Lawyers at the Madurai court campus however were not happy and decided to protest against the order.

 The rule was to be enforced from July 1. On July 2, nearly 100 lawyers took out a bike rally in Madurai in violation of the order. Not only were they riding without helmets within the court campus, but were also allegedly forcing other riders on the road to remove their helmets. The police department submitted a detailed report, with photographs, of the lawyers' behaviour.

When an FIR was filed against two lawyers for taking out the rally, things turned uglier. More protests were held later that month. Helmets were burned, rallies were conducted and the courts were boycotted, much to judges’ annoyance. A lady police officer was also alleged to have been assaulted in the Madurai campus by lawyers.

Following this, an irate Madras HC bench of Justices Tamilvanan and Selvam slapped contempt cases on Madurai Bar Association president A K Ramasamy and secretary A Dharmarajan, asking them to explain as to why action should not be initiated against them for disobeying the court. The hearing against these two lawyers was eventually scheduled for September 16.

This is where, lawyers say, that the judges were wrong. Senior advocate NGR Prasad says that the lawyers should have been called in for negotiations instead.  “You can’t expect the lawyers to have the same attitude as before. New set of people who have been in protest movements for recognition of their social rights before are coming into the legal profession here. And the protests are a manifestation of that,” he says.

As September 16, the date of the hearing approached, and faced with a high probability of conviction - which means they will lose their license to practice – lawyers now turned on the heat even more. On September 10, in an open dare to the judiciary, lawyers in Madurai released a list of five judges who they alleged were ‘corrupt’, and that included the names of the two judges, Tamilvanan and Selvam, who slapped contempt cases on them.

Just two days before the hearing, on September 14, the Madras HC was witness to another sudden protest by a bunch of lawyers – they were demanding that Tamil be made an official language at the Madras High Court.

According to the Registrar of the Madras HC, the agitating advocates ‘entered the court halls, without robes, and threatened the advocates’, ‘also used abusive language’ and indulged in ‘unruly behaviour’. Placards were held and slogans shouted demanding their right to use Tamil. One lawyer had even brought a kid to the protest.

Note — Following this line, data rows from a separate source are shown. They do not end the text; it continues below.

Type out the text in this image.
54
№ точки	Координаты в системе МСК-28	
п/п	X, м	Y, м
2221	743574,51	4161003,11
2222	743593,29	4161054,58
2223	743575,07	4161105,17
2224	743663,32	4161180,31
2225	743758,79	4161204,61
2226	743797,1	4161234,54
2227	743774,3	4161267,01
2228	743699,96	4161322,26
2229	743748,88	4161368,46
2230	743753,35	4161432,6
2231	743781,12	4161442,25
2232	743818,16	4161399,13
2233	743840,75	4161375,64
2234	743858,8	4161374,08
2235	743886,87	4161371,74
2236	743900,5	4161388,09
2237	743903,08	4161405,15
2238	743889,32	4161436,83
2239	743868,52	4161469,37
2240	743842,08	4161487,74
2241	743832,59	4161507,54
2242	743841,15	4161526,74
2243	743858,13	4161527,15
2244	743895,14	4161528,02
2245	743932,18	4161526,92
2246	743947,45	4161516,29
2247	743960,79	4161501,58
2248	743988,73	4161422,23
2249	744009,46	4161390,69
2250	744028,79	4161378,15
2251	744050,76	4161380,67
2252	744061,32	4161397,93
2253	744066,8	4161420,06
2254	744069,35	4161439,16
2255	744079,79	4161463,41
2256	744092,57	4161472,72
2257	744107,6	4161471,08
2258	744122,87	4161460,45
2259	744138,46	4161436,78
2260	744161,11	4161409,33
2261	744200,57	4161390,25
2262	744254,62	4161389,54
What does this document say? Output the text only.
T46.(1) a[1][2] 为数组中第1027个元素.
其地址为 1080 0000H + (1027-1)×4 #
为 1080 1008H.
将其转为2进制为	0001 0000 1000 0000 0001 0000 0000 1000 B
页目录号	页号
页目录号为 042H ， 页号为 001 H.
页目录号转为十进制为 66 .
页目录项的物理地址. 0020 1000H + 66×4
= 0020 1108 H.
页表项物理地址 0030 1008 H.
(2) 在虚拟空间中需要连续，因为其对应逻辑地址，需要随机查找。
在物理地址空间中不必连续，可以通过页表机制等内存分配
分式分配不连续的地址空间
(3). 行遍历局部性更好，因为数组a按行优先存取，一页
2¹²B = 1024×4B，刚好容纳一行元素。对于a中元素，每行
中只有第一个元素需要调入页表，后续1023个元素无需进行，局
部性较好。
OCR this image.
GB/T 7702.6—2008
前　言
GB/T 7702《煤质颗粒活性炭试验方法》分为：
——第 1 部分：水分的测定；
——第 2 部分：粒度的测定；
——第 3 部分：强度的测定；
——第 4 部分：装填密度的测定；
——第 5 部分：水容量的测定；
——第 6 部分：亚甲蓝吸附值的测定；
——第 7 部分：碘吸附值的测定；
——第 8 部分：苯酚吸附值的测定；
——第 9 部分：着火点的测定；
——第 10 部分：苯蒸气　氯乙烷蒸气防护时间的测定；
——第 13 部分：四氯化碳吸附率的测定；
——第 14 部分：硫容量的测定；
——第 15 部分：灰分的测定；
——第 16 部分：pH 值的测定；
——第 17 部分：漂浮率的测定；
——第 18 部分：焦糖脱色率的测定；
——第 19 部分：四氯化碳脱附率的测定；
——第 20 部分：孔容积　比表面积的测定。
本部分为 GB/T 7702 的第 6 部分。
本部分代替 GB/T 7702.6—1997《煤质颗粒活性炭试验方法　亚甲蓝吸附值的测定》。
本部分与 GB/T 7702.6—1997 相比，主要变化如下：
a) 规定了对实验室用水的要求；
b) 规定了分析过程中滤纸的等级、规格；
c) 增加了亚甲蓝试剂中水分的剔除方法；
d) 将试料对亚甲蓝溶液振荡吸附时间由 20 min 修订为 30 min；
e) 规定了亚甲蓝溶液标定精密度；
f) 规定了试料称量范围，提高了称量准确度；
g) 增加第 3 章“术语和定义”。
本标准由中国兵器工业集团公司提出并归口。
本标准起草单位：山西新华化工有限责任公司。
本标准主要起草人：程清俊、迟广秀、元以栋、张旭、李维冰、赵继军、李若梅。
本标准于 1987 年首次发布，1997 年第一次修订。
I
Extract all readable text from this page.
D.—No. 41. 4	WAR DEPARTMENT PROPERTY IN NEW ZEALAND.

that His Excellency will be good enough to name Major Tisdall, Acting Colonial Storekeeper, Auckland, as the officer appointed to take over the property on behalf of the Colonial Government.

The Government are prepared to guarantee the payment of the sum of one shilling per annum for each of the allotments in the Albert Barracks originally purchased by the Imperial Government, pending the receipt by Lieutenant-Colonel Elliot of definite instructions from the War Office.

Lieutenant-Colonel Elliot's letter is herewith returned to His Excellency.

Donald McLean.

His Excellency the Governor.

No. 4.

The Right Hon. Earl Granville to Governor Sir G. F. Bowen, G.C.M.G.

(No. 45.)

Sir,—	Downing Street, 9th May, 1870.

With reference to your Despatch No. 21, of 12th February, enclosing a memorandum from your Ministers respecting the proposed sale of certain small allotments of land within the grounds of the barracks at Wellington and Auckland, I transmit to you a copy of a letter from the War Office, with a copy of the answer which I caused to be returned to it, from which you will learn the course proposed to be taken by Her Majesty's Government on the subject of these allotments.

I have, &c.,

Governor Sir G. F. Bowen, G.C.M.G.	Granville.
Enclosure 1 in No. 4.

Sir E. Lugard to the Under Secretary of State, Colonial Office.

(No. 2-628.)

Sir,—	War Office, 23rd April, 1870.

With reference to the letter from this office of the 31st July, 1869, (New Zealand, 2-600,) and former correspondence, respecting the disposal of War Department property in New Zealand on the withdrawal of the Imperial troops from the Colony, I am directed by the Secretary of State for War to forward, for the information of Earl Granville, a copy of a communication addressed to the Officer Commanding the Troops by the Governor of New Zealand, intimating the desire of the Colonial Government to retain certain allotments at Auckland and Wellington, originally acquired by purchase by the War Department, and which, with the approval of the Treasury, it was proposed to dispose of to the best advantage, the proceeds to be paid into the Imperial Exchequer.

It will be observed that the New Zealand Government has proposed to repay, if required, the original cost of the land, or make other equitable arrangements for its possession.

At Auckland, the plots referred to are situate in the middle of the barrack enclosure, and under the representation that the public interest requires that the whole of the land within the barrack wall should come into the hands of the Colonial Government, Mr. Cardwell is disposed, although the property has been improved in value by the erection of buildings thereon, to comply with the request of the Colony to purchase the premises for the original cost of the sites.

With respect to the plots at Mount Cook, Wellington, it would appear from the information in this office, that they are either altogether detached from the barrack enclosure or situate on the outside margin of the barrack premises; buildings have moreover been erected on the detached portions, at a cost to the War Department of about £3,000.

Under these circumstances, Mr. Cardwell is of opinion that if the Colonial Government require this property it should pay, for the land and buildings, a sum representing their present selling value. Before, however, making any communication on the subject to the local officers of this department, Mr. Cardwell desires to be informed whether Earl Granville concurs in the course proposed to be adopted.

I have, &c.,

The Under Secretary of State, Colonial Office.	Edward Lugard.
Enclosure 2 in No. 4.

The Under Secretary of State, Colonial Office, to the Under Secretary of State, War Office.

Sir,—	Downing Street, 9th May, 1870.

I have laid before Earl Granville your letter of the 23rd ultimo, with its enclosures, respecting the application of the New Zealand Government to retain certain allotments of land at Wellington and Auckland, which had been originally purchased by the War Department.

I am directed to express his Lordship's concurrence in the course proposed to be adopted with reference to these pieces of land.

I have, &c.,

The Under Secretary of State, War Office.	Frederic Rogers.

For the judges, including the Chief Justice of Madras High Court Sanjay Kishan Kaul, this was a dire warning as to what could happen on September 16.

By then, Justice Kaul had had enough, himself having borne the brunt of advocates’ unruliness in the past year.  In February, after he refused to accept suggestions from them on appointment of judges, a group of lawyers stormed into his court hall and asked him to ‘go back to Kashmir’, where he hails from. Later in April, while he was in Delhi having dinner with senior members of Indian judiciary, lawyers in Chennai laid siege to his official residence seeking immediate bail for two of their colleagues facing police action. The sheer audacity of the act shook the judiciary.

Prasad, however, says that the Chief Justice panicked and need not have reacted the way he did to the siege by lawyers.

So on September 14, after the protests for Tamil erupted, Chief Justice Kaul and Justice TS Sivagnanam ordered that the Central Industrial Security Force, or a similar paramilitary force, provide security to the court premises. Following this, heavy security arrangements were made for September 16, when the hearing was held.

The hearing on September 16 was a damp squib in itself, and the case will go on. But it only brought to the fore the embarrassment which some lawyers have been bringing to the profession over the last few years.